Roma Il barista massacrato da sei romeni per 60 euro e un orologio

Erano in sei a sferrare i calci alla testa della loro vittima, per sottrargli 60 euro e un orologio. Ma ora una parte del branco, quattro romeni senza fissa dimora tra i 22 e i 30 anni, è finalmente in manette. E i carabinieri cercano gli altri due. I rapinatori che hanno ridotto in fin di vita Emilio Casale, il barista romano aggredito nella Capitale lo scorso 7 settembre, sono stati incastrati dalla telecamera di un bar, che li ha ripresi subito dopo la rapina. La vittima, invece, è ancora in coma in ospedale e le speranze che possa risvegliarsi si riducono sempre di più.

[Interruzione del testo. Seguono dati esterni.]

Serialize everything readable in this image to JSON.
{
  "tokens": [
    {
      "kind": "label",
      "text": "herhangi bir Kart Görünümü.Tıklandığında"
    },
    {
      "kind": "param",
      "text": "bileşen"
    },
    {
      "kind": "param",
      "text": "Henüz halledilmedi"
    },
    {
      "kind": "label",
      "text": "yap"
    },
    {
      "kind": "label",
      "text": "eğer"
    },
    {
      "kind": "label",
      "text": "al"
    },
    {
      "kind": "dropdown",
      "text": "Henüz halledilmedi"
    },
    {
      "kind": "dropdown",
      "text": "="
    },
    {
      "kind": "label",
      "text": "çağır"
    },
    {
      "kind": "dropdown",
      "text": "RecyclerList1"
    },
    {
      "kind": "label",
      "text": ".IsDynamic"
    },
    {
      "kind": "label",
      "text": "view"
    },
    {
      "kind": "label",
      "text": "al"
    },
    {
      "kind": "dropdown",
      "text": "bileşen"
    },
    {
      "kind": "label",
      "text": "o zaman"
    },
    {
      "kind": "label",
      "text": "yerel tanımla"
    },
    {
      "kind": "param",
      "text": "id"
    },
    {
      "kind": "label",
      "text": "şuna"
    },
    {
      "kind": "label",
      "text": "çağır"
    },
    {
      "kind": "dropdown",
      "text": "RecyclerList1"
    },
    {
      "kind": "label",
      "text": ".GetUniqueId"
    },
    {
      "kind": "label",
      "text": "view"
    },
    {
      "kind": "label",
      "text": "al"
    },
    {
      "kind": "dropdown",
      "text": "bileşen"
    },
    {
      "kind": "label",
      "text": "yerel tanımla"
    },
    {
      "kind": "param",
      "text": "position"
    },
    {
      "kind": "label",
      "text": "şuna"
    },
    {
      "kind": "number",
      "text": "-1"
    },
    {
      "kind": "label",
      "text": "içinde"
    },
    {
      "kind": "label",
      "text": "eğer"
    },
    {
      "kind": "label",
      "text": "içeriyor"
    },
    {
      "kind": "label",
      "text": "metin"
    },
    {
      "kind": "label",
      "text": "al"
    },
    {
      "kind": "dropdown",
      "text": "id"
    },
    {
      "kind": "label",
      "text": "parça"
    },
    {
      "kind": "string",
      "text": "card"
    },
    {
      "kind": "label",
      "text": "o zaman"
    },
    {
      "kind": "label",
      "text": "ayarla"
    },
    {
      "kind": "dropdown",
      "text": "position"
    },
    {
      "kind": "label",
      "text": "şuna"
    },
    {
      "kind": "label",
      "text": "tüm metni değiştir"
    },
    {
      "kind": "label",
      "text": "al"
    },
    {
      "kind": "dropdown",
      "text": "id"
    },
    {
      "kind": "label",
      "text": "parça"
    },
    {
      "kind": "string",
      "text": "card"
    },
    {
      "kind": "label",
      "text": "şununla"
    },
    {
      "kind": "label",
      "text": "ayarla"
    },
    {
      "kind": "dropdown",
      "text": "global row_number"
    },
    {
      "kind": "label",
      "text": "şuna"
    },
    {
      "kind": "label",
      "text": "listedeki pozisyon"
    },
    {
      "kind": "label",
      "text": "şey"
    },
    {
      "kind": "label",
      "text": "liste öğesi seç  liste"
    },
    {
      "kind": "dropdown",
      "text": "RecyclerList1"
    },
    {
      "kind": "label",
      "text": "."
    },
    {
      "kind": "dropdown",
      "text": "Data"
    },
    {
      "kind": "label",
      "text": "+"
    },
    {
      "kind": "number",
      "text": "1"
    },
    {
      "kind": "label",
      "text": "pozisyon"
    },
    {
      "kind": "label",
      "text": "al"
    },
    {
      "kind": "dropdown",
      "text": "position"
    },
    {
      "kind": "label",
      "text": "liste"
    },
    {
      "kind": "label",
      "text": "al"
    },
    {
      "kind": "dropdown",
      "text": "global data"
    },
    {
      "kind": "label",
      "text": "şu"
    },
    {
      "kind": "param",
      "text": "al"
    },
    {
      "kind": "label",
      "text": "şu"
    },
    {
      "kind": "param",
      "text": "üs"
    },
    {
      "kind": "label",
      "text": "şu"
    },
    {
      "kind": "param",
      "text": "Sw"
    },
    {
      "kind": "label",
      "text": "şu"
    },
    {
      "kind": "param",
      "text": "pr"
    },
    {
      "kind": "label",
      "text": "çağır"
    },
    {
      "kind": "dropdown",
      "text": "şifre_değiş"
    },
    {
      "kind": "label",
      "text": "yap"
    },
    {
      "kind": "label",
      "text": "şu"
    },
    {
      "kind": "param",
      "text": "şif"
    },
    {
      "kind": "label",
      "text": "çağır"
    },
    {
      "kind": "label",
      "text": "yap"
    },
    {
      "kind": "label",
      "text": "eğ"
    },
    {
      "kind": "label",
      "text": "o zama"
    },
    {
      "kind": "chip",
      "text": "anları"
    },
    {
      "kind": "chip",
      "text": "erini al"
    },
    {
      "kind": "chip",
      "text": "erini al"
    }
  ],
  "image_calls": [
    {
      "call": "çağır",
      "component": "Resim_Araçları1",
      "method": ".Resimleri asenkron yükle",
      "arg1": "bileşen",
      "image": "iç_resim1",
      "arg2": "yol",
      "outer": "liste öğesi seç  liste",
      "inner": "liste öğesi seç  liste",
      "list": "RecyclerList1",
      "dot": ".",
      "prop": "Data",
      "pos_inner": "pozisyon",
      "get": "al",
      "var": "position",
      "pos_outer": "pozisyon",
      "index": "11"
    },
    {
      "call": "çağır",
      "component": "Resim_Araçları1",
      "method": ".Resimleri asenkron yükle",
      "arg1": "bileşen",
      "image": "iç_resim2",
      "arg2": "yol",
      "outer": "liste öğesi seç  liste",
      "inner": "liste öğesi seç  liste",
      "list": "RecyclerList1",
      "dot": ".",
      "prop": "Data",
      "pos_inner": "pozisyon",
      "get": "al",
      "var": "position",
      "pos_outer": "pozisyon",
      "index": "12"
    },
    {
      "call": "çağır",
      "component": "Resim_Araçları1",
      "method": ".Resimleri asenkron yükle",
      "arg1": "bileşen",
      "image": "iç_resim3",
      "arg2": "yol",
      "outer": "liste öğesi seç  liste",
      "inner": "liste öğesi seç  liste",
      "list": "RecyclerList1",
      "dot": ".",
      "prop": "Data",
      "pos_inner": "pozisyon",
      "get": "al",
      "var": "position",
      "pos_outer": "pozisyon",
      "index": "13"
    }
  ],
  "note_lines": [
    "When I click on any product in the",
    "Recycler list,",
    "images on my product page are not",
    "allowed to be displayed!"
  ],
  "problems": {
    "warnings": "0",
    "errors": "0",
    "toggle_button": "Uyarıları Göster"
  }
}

Ennio Casale, un romano di 63 anni che lavora in un caffè in piazza San Maria Maggiore, stava rientrando a casa di notte quando fu seguito dai suoi aguzzini sull’autobus dove era salito. Una volta sceso e poco distante da casa fu aggredito a scopo di rapina, pestato dal branco, e lasciato in terra privo di sensi. asale fu identificato dai carabinieri solo grazie alla marca sulla pettorina del bar dove lavora. I quattro, tre dei quali con precedenti, sono stati arrestati dai militari del nucleo investigativo di Roma e sono accusati di rapina e tentato omicidio. Il primo ad essere individuato è stato un giovane di 27 anni, pregiudicato per furto, il quale aveva il braccio sinistro ingessato perchè coinvolto in una rissa avvenuta una settimana prima della rapina. La confessione del giovane, l’unico degli arrestati ad ammettere finora l’aggressione, ha permesso di rintracciare gli altri tre romeni. Dormivano tutti nei vagoni dei treni, negli alberghi a Termini o in campi nomadi, hanno 22, 27, 28 e 30 anni. Alcuni di loro sono pregiudicati con lievi precedenti e uno stato identificato anche grazie ai suoi numerosi tatuaggi e la corporatura tarchiata.
Ora la rabbia esplode nel quartiere periferico della Magliana, dove episodi del genere si sono già verificati in passato.

Il proprietario del bar in via della Magliana, le cui telecamere hanno ripreso l’aggressione, accusa la nostra giustizia: «Il problema - è che se commettono in Italia i reati le pene sono minori rispetto a quelle nel loro Paese».